Saturday, September 13, 2008

Down with Cars!

I love reading news from the UK. Despite how "Americanized" many of them say they are, you can always find an interesting perspective from someone fighting pretty hard to deny that claim.

I found this article today in the online version of The Guardian. It's old (almost three years), but still relevant to our class discussions about the effect of Transportation on suburban development and urban decline. The title of the article is (haha): "They Call Themselves Libertarians; I think they're antisocial bastards". The tag line states: "The car is slowly turning us, like the Americans and the Australians, into a nation that recognizes only the freedom to act."

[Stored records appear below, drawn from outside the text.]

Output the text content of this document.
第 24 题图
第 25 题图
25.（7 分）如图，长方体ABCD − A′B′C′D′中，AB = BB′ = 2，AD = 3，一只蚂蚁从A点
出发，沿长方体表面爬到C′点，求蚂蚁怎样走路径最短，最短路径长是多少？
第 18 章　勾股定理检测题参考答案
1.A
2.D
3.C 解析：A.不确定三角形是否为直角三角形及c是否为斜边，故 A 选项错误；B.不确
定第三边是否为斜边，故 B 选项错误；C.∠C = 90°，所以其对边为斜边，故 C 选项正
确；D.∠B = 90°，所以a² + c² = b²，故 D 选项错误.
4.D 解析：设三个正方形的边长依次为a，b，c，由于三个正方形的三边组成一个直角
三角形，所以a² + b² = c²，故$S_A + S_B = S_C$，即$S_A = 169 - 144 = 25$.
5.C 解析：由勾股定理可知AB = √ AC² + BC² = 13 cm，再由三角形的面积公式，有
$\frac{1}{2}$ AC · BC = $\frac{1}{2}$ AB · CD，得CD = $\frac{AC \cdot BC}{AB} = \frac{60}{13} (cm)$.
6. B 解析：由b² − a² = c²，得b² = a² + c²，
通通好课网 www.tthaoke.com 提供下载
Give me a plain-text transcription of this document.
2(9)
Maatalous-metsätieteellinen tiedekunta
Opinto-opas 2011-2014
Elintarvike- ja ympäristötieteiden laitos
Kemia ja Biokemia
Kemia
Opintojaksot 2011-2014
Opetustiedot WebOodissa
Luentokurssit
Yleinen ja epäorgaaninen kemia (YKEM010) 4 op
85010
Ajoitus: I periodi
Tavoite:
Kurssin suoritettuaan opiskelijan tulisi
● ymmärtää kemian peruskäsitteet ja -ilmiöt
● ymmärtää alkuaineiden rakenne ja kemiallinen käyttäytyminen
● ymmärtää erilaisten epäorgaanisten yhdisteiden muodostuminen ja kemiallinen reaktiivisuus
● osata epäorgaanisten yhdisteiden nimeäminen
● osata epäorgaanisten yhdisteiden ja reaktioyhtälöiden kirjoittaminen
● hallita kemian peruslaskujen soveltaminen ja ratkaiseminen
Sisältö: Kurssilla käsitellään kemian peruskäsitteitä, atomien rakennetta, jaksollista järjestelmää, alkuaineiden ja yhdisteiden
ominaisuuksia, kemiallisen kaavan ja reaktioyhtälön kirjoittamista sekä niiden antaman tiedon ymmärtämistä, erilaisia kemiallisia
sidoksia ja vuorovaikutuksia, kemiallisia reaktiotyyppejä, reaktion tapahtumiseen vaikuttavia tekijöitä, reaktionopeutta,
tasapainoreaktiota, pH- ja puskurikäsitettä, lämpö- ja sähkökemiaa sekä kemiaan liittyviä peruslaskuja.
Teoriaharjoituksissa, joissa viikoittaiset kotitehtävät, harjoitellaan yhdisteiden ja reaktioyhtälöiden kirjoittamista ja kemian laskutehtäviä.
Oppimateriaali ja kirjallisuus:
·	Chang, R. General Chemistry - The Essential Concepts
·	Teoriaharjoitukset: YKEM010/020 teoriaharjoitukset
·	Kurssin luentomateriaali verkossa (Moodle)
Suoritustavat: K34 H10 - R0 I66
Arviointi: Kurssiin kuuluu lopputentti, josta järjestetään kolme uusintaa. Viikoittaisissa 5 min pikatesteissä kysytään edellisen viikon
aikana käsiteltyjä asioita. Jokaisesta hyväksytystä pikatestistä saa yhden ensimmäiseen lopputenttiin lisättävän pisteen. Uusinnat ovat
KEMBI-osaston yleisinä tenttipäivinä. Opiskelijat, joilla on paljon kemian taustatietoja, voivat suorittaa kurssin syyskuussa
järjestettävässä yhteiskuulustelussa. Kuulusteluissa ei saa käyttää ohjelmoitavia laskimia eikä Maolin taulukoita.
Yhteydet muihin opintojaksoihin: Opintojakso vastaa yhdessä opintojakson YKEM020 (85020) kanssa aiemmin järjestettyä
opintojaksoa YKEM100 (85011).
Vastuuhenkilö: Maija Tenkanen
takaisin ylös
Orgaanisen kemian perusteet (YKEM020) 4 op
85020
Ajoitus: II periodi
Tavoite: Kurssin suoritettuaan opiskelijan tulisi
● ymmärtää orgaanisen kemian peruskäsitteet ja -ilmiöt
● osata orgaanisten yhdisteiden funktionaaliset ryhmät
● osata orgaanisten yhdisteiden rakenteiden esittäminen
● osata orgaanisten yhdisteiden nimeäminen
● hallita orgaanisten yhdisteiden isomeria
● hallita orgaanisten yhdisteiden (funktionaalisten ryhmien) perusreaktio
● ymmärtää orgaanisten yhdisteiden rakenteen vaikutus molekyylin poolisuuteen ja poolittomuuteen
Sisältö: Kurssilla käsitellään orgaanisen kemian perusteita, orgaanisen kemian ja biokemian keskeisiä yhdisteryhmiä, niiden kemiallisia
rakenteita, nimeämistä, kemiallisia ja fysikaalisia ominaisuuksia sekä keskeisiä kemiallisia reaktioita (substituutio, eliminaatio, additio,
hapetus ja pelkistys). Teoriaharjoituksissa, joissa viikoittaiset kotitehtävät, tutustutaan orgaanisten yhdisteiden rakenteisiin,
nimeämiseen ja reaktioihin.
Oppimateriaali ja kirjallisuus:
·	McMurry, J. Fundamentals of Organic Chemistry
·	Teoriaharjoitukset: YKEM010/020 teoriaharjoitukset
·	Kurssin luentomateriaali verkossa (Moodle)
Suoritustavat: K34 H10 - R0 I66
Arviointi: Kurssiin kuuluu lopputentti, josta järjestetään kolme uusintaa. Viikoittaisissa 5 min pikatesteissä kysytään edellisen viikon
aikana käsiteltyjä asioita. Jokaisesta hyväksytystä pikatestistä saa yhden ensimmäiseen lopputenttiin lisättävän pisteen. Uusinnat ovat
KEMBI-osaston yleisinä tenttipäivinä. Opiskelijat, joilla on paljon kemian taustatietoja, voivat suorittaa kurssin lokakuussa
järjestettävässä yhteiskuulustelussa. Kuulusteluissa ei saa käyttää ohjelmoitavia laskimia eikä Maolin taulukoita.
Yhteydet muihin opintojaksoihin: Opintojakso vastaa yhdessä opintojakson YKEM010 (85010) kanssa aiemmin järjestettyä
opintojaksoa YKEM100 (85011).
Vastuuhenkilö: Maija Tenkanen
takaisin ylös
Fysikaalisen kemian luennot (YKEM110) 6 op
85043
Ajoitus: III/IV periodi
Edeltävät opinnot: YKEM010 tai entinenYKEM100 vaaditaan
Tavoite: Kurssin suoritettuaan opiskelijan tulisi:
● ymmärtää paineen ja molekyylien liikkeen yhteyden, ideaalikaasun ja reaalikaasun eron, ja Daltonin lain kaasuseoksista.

The author rambles on about non-relevant issues for the majority of his rant, but this quote stood out:
It is strange to see how the car has been overlooked as an agent of political change. We know that the breaking of the unions, the dismantling of the welfare state and the sale of council houses that Margaret Thatcher pioneered made us more individualistic. But the way in which the transition from individualism to the next phase of neoliberalism - libertarianism - was assisted by her transport policies has been largely ignored. She knew what she was doing. She spoke of "the great car-owning democracy", and asserted that "a man who, beyond the age of 26, finds himself on a bus can count himself as a failure". Her road-building programme was an exercise in both civil and social engineering. "Economics are the method," she told us, "the object is to change the soul." The slowly shifting consciousness of the millions who spend much of their day sitting in traffic makes interventionist government ever harder. The difference between the age of Herbert Morrison and the age of Peter Mandelson can be accounted for, in part, by the motorcar.
Wow... seems as though the US wasn't the only country to have it's political leaders seemingly mandate the need for your own car. In class we talked about how the rise of the automobile effected settlement patterns. Citizens were no longer "constrained" at all by existing public transportation such as streetcars or railroads.

Now, we are at a time when citizens are clamoring for the re-establishment of public transportation. Unfortunately, when you have had past iconic leaders such as Margaret Thatcher publicly lobbying for the opposite, you have quite a mountain to overcome. I think it can be done, but the question now is how long will it take?